Background.Following an undergraduate degree from Tel Aviv University Andrei received her Physics PhD from Rutgers University. In 1987, after post-doctoral work at Bell laboratories, she joined Rutgers as an assistant professor of Physics. She is currently a Board of Governors Chaired professor in the department of Physics and Astronomy at Rutgers University.

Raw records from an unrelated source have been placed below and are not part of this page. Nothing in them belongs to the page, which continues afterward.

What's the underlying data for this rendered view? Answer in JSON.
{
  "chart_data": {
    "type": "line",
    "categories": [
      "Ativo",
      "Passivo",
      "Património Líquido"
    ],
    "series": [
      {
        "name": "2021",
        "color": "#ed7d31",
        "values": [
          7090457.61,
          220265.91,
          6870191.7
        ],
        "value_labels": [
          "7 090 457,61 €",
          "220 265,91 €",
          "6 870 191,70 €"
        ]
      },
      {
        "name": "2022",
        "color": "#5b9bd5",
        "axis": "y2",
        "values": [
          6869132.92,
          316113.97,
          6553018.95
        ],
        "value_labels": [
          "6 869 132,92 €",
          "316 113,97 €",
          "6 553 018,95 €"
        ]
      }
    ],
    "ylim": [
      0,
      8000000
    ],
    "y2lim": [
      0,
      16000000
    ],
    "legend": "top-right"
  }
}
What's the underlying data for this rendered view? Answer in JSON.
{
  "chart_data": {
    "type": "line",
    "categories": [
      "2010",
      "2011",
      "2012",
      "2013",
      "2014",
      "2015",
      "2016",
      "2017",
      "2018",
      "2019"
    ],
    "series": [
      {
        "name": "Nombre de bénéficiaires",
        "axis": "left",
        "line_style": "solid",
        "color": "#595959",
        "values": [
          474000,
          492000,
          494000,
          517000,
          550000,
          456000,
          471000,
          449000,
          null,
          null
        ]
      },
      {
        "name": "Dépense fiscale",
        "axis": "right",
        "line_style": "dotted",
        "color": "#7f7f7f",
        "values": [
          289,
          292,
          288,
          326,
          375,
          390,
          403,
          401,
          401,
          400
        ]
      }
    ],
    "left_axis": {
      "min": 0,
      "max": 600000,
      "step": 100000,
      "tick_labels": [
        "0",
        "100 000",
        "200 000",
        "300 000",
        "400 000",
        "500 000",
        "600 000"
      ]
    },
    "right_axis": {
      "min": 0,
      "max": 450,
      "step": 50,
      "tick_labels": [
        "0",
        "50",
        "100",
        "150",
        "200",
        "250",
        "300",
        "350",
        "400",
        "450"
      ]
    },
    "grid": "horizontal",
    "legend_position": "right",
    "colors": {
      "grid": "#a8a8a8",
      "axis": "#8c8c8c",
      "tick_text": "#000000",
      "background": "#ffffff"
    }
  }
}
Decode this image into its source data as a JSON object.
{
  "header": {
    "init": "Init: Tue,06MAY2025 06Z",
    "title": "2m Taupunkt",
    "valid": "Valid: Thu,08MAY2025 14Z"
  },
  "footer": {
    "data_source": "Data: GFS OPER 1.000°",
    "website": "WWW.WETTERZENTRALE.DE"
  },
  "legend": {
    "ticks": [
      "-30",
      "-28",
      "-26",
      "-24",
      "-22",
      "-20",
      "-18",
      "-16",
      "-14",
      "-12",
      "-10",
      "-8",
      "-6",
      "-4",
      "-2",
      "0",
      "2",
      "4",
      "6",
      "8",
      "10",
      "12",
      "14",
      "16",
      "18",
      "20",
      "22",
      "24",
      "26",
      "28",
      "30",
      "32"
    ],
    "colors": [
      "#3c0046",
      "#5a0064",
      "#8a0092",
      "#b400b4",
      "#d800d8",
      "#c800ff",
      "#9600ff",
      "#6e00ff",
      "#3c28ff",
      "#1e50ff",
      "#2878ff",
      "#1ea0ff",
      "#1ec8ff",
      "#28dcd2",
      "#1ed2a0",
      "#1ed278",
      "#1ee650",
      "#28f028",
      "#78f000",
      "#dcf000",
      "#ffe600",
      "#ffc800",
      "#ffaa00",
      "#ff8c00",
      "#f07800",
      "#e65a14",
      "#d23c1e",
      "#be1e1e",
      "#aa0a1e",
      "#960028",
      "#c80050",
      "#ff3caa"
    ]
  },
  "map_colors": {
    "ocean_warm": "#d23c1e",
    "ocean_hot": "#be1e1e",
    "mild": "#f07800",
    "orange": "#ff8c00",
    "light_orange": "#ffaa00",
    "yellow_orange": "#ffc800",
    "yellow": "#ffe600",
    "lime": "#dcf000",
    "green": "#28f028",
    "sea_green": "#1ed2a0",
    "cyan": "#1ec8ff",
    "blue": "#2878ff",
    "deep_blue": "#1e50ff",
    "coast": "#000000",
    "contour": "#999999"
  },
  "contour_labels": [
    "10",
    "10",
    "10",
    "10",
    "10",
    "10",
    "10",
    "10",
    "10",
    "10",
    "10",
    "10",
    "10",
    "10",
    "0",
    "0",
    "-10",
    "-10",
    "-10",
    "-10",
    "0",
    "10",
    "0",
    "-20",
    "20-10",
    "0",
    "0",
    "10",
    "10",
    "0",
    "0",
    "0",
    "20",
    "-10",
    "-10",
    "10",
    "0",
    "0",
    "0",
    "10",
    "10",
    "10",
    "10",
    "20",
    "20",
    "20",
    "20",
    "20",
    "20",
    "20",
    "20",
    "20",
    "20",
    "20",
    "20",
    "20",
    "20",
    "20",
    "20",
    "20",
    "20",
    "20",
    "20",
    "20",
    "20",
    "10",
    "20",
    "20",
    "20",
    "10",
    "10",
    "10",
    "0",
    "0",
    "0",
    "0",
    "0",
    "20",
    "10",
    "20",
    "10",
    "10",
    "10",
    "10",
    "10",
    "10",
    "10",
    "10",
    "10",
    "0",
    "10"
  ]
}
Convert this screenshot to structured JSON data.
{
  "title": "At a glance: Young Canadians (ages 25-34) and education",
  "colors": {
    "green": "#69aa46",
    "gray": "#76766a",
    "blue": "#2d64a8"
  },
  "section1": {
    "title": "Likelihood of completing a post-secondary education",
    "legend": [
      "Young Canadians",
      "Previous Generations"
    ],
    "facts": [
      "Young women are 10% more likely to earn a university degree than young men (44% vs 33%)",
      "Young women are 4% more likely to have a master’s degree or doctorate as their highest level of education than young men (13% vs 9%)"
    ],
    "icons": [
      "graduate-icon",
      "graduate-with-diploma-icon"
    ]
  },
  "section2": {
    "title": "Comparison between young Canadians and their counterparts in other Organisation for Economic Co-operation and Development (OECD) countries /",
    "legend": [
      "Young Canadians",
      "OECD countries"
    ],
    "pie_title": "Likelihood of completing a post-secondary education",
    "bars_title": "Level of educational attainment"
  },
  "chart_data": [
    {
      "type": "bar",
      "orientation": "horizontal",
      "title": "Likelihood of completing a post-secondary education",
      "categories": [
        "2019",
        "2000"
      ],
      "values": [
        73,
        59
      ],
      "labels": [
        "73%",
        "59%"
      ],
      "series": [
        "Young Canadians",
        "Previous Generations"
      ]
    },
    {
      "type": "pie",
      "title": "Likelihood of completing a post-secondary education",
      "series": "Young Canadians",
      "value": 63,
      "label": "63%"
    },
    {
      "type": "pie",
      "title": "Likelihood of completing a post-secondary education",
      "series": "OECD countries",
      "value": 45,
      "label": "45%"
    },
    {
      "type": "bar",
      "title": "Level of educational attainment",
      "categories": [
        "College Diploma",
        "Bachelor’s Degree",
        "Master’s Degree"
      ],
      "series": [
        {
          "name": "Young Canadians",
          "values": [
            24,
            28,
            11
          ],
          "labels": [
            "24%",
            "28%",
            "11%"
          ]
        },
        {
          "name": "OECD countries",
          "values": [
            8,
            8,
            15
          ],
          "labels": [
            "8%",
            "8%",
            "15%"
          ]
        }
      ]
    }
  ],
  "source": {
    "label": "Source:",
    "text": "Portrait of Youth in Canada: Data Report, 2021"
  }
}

Andrei is a fellow of the National Academy of Sciences, of the American Academy of Arts and Sciences, the American Physical Society (APS) and the American Association for the Advancement of Science (AAAS). She is the recipient of the Medal of Physics from CEA, a French government research organization, and of the 2010 Rutgers Board of Trustees Award for Excellence in Research.
Andrei is vice chair of the Condensed Matter and Materials Research Committee for the National Research Council, the Chair-elect for the Physics division of the AAAS, and has served on the executive committee of the APS. She has edited Two Dimensional Electrons on Helium and other Cryogenic Substrates published by Kluwer Academic Press. Andrei is currently an editor for the journal Proceeding of the National Academy of Sciences and serves on the editorial board of Solid State Communications.
Research Interests.Andrei employs magneto-transport, scanning tunneling microscopy and spectroscopy to elucidate the electronic properties of graphene and other 2-dimensional materials, and their response to external perturbations such as magnetic field, charge impurities, boundaries and substrate materials. She and her group demonstrated that by suspending graphene so as to leave it unattached to a substrate it is possible to access the intrinsic properties of the unusual charge carriers. This led to the observation of the fractional quantum Hall effect, providing a direct manifestation of unexpectedly strong electron- electron correlations in this material. In 2009, the journal Science cited these findings in its list of the year’s 10 groundbreaking scientific achievements. Another example is the discovery by Andrei and her group of so-called “Van Hove singularities” in the band structure of stacked graphene layers. They showed that by superposing graphene layers so that their relative crystal orientation is twisted away from equilibrium it is possible to change in a controlled way the band structure, a property which is usually considered to be intrinsic to the chemical composition and crystal structure of a material.